Kemudian Joshua membelokkan mobilnya memasuki areal perkebunan teh itu. Di luar hujan, ditambah lagi dengan udara dingin dari dalam mobil yang membuatku menyesal kenapa aku tidak bawa jaket dari rumah dan malah cuma mengenakan kemeja lengan pendek.
“Viola. Aku ingin kau menjawab pertanyaanku dengan jujur,” tiba-tiba Joshua berkata begitu setelah perjalanan panjang kami usai.
Mobil sudah berhenti, hujan masih turun di luar, dan ketika kutoleh Joshua, lelaki itu kelihatan… lelah. Aku bahkan tidak dapat menemukan kata paling cocok yang mampu mendeskripsikan raut wajahnya saat ini.
“Aku pasti jujur kepadamu, Joshua,” balasku dengan setengah suara.
“Kau punya hubungan apa dengan si berengsek Reynald?”
Aku tersentak sejadi-jadinya mendengar nama itu keluar dari mulut Joshua.
“Ma-maksudmu?”
Joshua menatapku dengan tajam. “Aku melihat Reynald melambai-lambaikan tangannya sambil tersenyum kepadamu di restoran itu—Mulan’s Recipe—ketika kita sedang makan malam. Aku tahu kau dan dia saling mengenal.

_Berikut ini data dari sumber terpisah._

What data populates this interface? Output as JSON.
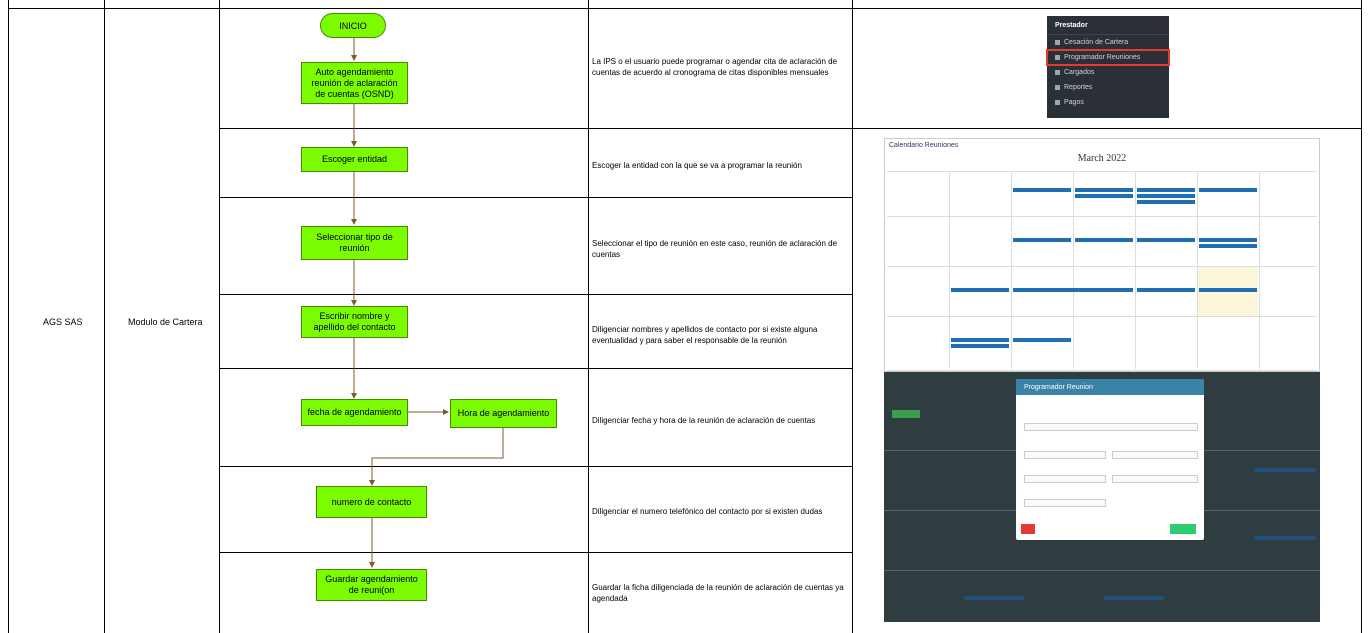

Ceritakan padaku soal hubungan apa pun itu yang pernah kalian miliki sebelum ini.”
Ini benar-benar membuatku takut. Padahal aku dan Reynald dulunya hanyalah teman sekolah di SMA 70 Jakarta. Aku adik kelasnya. Dan tidak ada yang spesial dengan itu. Yah, tidak sedatar itu juga, sih. Karena dulu Reynald sangat menyukai dimsum buatan ibuku, jadi dia sering mampir ke rumah makan kecil milik keluargaku untuk memesan seporsi dimsum dan memakannya di tempat.
“Aku dulu adik kelas Reynald di SMA 70. Sewaktu kami bertemu secara tidak sengaja di Mulan’s Recipe kala itu, aku hanya menunjukkan manner-ku kepadanya karena kami dulu memang saling mengenal. Tapi hanya sebatas itu. Kami tidak memiliki hubungan apa pun yang lebih istimewa,” jelasku dengan gamblang.
“Aku amat benci si berengsek itu,” desis Joshua. “Ralina dulu menyelingkuhi aku karena dirinya.”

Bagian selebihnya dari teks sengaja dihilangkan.